J&J to pay $2.5B to settle hip-replacement lawsuits

Johnson & Johnson will pay about $2.5 billion to settle thousands of lawsuits filed by patients who already underwent surgery to replace the company's faulty metal-on-metal hip implants, which failed at higher rates than traditional hip implants and were eventually recalled.

About 8,000 patients who had revision surgery before Aug. 31 are part of the settlement, the New Brunswick, N.J.-based healthcare company said. More patients who received Johnson & Johnson's metal-on-metal hip implants are expected to undergo revision surgeries in the future.

"The U.S. settlement program provides compensation for eligible patients without the delay and uncertainty of protracted litigation,” said Andrew Ekdahl, worldwide president of the DePuy Synthes Joint Reconstruction business unit, which is part of Johnson & Johnson.

The settlement was announced Tuesday after the agreement was presented to the judge overseeing the federal multidistrict litigation consolidated in U.S. District Court in Toledo, Ohio.

The settlement comes just weeks after Johnson & Johnson agreed to pay $2.2 billion to settle allegations that it illegally marketed the antipsychotic drug Risperdal and two other medications.

Johnson & Johnson, which noted that there are still some ongoing lawsuits in the U.S., said that no additional charge to the company's earnings will be recorded as a result of the settlement.

The standard payment for patients who claim a share of the settlement is $250,000. The award may be reduced based on age, smoking status, and the length the device was implanted. Patients may get more than $250,000 if they needed multiple revisions or experienced complications such as a heart attack or pulmonary embolism associated with the revision. They must register their claims by Jan. 6.

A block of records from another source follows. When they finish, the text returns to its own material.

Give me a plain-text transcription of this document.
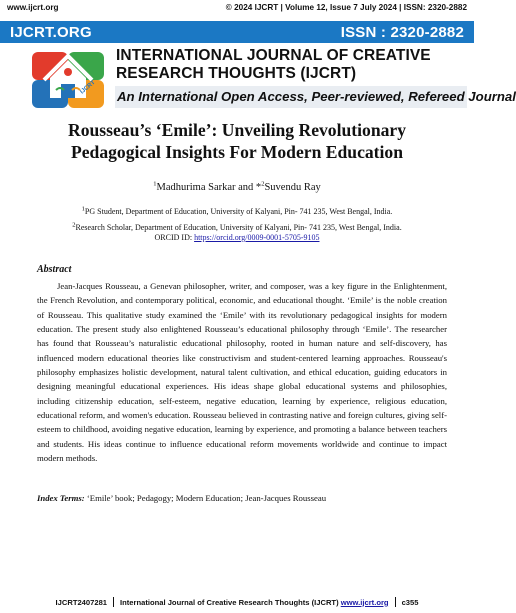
www.ijcrt.org	© 2024 IJCRT | Volume 12, Issue 7 July 2024 | ISSN: 2320-2882
IJCRT.ORG	ISSN : 2320-2882
IJCRT
INTERNATIONAL JOURNAL OF CREATIVE
RESEARCH THOUGHTS (IJCRT)
An International Open Access, Peer-reviewed, Refereed Journal
Rousseau’s ‘Emile’: Unveiling Revolutionary
Pedagogical Insights For Modern Education
$^1$Madhurima Sarkar and *$^2$Suvendu Ray
$^1$PG Student, Department of Education, University of Kalyani, Pin- 741 235, West Bengal, India.
$^2$Research Scholar, Department of Education, University of Kalyani, Pin- 741 235, West Bengal, India.
ORCID ID: https://orcid.org/0009-0001-5705-9105
Abstract

Jean-Jacques Rousseau, a Genevan philosopher, writer, and composer, was a key figure in the Enlightenment, the French Revolution, and contemporary political, economic, and educational thought. ‘Emile’ is the noble creation of Rousseau. This qualitative study examined the ‘Emile’ with its revolutionary pedagogical insights for modern education. The present study also enlightened Rousseau’s educational philosophy through ‘Emile’. The researcher has found that Rousseau’s naturalistic educational philosophy, rooted in human nature and self-discovery, has influenced modern educational theories like constructivism and student-centered learning approaches. Rousseau's philosophy emphasizes holistic development, natural talent cultivation, and ethical education, guiding educators in designing meaningful educational experiences. His ideas shape global educational systems and philosophies, including citizenship education, self-esteem, negative education, learning by experience, religious education, educational reform, and women's education. Rousseau believed in contrasting native and foreign cultures, giving self-esteem to childhood, avoiding negative education, learning by experience, and promoting a balance between teachers and students. His ideas continue to influence educational reform movements worldwide and continue to impact modern methods.

Index Terms: ‘Emile’ book; Pedagogy; Modern Education; Jean-Jacques Rousseau
IJCRT2407281 International Journal of Creative Research Thoughts (IJCRT)
www.ijcrt.org c355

About 93,000 people, including roughly 12,000 in the U.S., received the ASR XL Acetabular hip implant or the ASR hip resurfacing system, according to Johnson & Johnson's most recent financial filing. DePuy Orthopaedics, a Warsaw, Ind.-based subsidiary of Johnson & Johnson, recalled the metal-on-metal systems in August 2010. It is also facing lawsuits from patients in the United Kingdom, Canada and Australia.

Metal-on-metal hip implants have failed at higher rates than traditional implants with plastic bearings, prompting the Food and Drug Administration this year to propose regulations that would require manufacturers of market metal-on-metal hip implants test to provide more information about the safety and effectiveness of these devices.

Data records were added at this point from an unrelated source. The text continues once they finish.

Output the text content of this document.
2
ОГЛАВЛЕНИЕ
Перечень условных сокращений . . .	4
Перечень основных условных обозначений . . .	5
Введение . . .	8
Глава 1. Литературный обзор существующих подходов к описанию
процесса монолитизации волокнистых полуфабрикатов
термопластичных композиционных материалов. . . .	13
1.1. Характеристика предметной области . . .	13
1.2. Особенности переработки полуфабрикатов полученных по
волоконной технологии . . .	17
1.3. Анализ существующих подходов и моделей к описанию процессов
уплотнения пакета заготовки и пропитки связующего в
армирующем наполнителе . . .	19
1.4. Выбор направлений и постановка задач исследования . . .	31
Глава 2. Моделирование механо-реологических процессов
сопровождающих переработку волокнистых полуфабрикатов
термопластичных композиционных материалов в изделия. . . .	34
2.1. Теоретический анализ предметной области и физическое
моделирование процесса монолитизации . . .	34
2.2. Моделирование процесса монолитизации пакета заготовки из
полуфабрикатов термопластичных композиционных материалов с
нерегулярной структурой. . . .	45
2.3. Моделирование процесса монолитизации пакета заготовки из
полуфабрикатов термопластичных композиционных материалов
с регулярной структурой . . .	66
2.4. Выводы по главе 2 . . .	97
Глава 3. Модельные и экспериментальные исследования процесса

Patients who received the metal-on-metal implants have reported a number of injuries, including adverse local tissue reactions and high ion concentrations of cobalt and chromium. The revision surgeries typically cost about $100,000.

Dr. Geoffrey Westrich, director of research for the adult reconstruction and joint replacement division at the Hospital for Special Surgery in New York, said patients having problems with the implants generally experience three types of responses. Some clearly need revision surgery. Others are not symptomatic or suffering any pain, but MRIs indicate that they have adverse tissue reactions and elevated metal ion levels. Those patients may also need revision surgery, Westrich said. A third group of patients may have slightly elevated ion levels and need to be monitored.

“There is no definitive answer what to do,” Westrich said. “Without regular follow-ups, we're not going to know who needs a revision.”

About 400,000 people received hip implants in 2011, including the roughly 50,000 people who have revision surgeries each year, said Dr. Josh Jacobs, president of American Academy of Orthopaedic Surgeons. While the revision procedures are fairly common, they are often not as successful as primary implants, he said.